Irrévérencieuse et peu prompte à suivre les tendances, Catherine Ringer affichait un style assumé qui ne s'excusait jamais. Rebelle dans l'âme et jusqu'à la moelle, la chanteuse des Rita Mitsouko respirait l'anticonformisme jusque dans son vestiaire. C'est donc tout naturellement qu'elle développe une love story pérenne avec "l'enfant terrible de la mode" en personne ; un certain Jean-Paul Gaultier. Depuis leur rencontre dans les années 80, les deux rebelles créatifs font fréquemment des incursions dans le monde de l'autre. C'est d'ailleurs lui qui va l'habiller tout au long de sa carrière. Les fans de la première heure pensent évidemment à l'iconique robe cage aux seins coniques dans le clip de Marcia Baïla (1985). Une silhouette que Madonna portera elle-même 6 ans plus tard, et qui contribuera à renforcer sa légende de popstar sur fond de scandale.

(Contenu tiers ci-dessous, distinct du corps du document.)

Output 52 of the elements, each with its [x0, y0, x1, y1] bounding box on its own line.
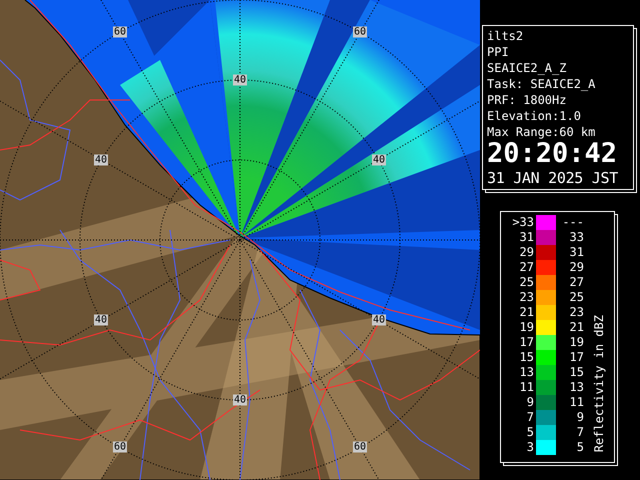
legend-low-value: 27 [518, 260, 535, 275]
info-text: Max Range:60 km [487, 124, 596, 140]
legend-high-value: 23 [568, 305, 584, 320]
legend-low-value: 11 [518, 380, 535, 395]
info-text: SEAICE2_A_Z [487, 60, 568, 76]
legend-low-value: 15 [518, 350, 535, 365]
info-text: Elevation:1.0 [487, 108, 582, 124]
legend-high-value: 29 [568, 260, 584, 275]
range-label: 40 [372, 154, 386, 166]
legend-high-value: 25 [568, 290, 584, 305]
legend-low-value: 25 [518, 275, 535, 290]
legend-high-value: 31 [568, 245, 584, 260]
legend-title: Reflectivity in dBZ [592, 314, 606, 452]
range-label: 40 [94, 314, 108, 326]
legend-low-value: 29 [518, 245, 535, 260]
legend-low-value: 13 [518, 365, 535, 380]
legend-low-value: 17 [518, 335, 535, 350]
range-label: 40 [232, 74, 248, 86]
legend-low-value: 31 [518, 230, 535, 245]
legend-low-value: 5 [526, 425, 535, 440]
time-text: 20:20:42 [487, 140, 618, 168]
info-text: PRF: 1800Hz [487, 92, 568, 108]
date-text: 31 JAN 2025 JST [487, 168, 619, 188]
legend-low-value: 23 [518, 290, 535, 305]
range-label: 40 [94, 154, 108, 166]
range-label: 60 [112, 26, 128, 38]
legend-low-value: 7 [526, 410, 535, 425]
legend-low-value: 9 [526, 395, 535, 410]
legend-high-value: 7 [576, 425, 584, 440]
legend-high-value: 21 [568, 320, 584, 335]
legend-high-value: 17 [568, 350, 584, 365]
range-label: 40 [372, 314, 386, 326]
legend-high-value: --- [561, 215, 584, 230]
info-text: PPI [487, 44, 510, 60]
range-label: 60 [352, 26, 368, 38]
info-text: ilts2 [487, 28, 524, 44]
legend-high-value: 33 [568, 230, 584, 245]
range-label: 60 [352, 442, 368, 452]
legend-low-value: 21 [518, 305, 535, 320]
legend-high-value: 15 [568, 365, 584, 380]
legend-high-value: 5 [576, 440, 584, 455]
info-text: Task: SEAICE2_A [487, 76, 596, 92]
legend-low-value: 19 [518, 320, 535, 335]
range-label: 40 [232, 394, 248, 406]
range-label: 60 [112, 442, 128, 452]
legend-high-value: 11 [568, 395, 584, 410]
legend-low-value: 3 [526, 440, 535, 455]
legend-high-value: 19 [568, 335, 584, 350]
legend-high-value: 27 [568, 275, 584, 290]
legend-high-value: 13 [568, 380, 584, 395]
legend-low-value: >33 [511, 215, 535, 230]
legend-high-value: 9 [576, 410, 584, 425]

Outre ces fameux seins coniques qui auront traversé l'Atlantique pour atterrir sur le buste de la "Queen of Pop", d'autres pièces vestimentaires, représentatives de l'univers Jean Paul Gaultier, sont aussi emblématiques du vestiaire de Catherine Ringer. Parmi elles, les rayures horizontales sous toutes les coutures. C'est en particulier cette mini robe rayée, beige et noire, qui nous a interpellés. La chanteuse l'a arborée à de nombreuses reprises au fil des années : au festival des Eurockéennes de Belfort à l'été 2007, sur le plateau de Vivement Dimanche spécial "Les Bronzés 3" en décembre 2005, en 2003... Fidèle à elle-même, Catherine Ringer détournera cette pièce Jean Paul Gaultier Printemps-été 2003 pour la porter comme un top.

Un imprimé rayé devenu véritable "gimmick mode" de l'artiste ; non sans raison. Dans la sous-culture des Punks, qui refusent de se soumettre au conformisme depuis les années 70, les rayures sont un incontournable du dressing (au même titre que le tartan ou les épingles à nourrice). La rayure est tout d'abord le symbole ultime du conformisme, car présente sur de nombreux uniformes (écoliers, marins, prisonniers). Lorsque les Punk s'approprient la docile rayure, ils la détournent de son sens premier d'"uniformité" et lui confèrent cette nouvelle aura rebelle.
De surcroît, il se murmure qu'au Moyen-Âge, les vêtements rayés étaient la tenue décriée des parias, des prisonniers, des prostituées, des voyous et des marginaux. Les Punks s'identifiant eux-mêmes comme des anarchistes "anti-système", il n'en fallait pas plus pour qu'ils l'arborent fièrement et procèdent à un "retournement de stigmate".
Un esprit rock et contestataire qui sied donc à merveille à Catherine Ringer. Avec son compagnon Fred Chichin, la chanteuse s'est évertuée à interpréter des textes engagés tout au long de sa carrière. Si les plus jeunes n'ont pas connu ce temps passé, ils se souviendront du moment où elle a esquivé la bise du président de la République, Emmanuel Macron.